The traditional path to the top management of a not for profit agency was through the ranks. In human service organizations the social worker could move from direct service to supervision to top management. This still happens but there is an increasing call for top management to come from the ranks of those trained and skilled in the law or in management itself.
Any not for profit organization looking to the future has to secure sufficient capital to ensure its continued functioning. Planned giving programs and the establishment of endowments or even foundations which can maintain the corpus of resources intact and provide income to support the organization’s activities is as important as annual campaigns or fundraising events.
Managing money, investing and watching the markets, have become important in the non profit world. And although most foundations and many agencies with sizable endowments will get advice from professional money managers there must be sufficient understanding within the organization to filter advice and make the essential commitments of resources. A piece in the Wall Street Journal of December 18th 1997 pointed out that non-profits are now issuing bonds to maximize their assets and being given ratings by Moody’s and Standard and Poor’s!
What all of these changes require is a professional managerial staff to administer the non profit institutions. The expertise that is demanded goes beyond employing a staff accountant. MIS (Management Information Sytems) departments handling everything from client information to lists of donors, tracking investments and supporting multi-million dollar budgets cannot be run without adequate backup staff. Answering the probing questions of donors who want evidence that their charitable dollars are being spent wisely and doing good requires skill in evaluation and data analysis often comparable to the level needed in sophisticated theoretical research.
Human Resource Management in a charitable institution is no less complex than in a for profit enterprise. Employees do not lose their rights nor become less litigious because they are working in the nonprofit sector.

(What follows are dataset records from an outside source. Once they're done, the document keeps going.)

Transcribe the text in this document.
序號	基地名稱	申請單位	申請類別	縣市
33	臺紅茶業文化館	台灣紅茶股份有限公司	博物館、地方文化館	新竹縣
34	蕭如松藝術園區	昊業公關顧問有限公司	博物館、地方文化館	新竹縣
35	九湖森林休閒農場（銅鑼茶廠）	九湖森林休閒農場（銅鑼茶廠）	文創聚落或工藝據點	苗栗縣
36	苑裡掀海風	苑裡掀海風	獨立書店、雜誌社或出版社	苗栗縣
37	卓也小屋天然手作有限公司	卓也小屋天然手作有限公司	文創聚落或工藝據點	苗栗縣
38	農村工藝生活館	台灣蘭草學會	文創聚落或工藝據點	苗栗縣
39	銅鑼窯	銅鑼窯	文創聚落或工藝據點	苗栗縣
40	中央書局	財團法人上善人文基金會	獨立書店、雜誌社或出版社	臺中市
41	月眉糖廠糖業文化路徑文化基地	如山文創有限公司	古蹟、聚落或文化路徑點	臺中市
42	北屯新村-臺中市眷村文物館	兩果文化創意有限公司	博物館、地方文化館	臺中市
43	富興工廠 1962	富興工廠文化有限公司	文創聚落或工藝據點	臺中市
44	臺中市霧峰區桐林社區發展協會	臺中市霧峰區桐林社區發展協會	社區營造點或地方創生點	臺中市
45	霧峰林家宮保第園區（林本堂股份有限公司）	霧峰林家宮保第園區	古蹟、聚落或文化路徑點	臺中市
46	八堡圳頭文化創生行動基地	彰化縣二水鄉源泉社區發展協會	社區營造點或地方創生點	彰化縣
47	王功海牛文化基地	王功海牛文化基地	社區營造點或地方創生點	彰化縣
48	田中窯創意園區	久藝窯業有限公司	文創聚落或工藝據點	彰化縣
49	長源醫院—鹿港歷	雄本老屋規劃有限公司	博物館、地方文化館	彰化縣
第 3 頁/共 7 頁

Most agencies can tell stories about suits alleging age discrimination, or sexual harassment, or talk about the constant concerns they have to keep staff contented.
As in most MBA programs, students generally work before they discover the need for greater skills and a strong theoretical framework to assist them in their management roles. Although some students enter MBA programs in non profit management directly following their bachelor degree, these are the minority. Most come to the program after a period of working in the field and so bring practical knowledge to integrate into the academic challenges of the course.
Many decide to move into non profit management from the business sectors and need to develop an understanding of the role of the non profit sector in the economy. The boundaries between the sectors are permeable. What this means for the individual hoping to make a career in non profit management is that the competition for jobs will come not only from individuals moving from service delivery to management but also from people in management in other sectors of the economy. The competition is tougher, but the rewards that are offered are also greater when salaries have to be competitive as well!
The not for profit sector will continue to offer exciting opportunities for well trained people in the arts, in education, in health and in human services. It will increasingly offer equally exciting possibilities to those who have good management and administrative skills that meet the requirements of an increasingly sophisticated segment of the economy.
Beryl Gerber, Ph.D., is Director of MBA in Non-Profit Management programs at the University of Judaism.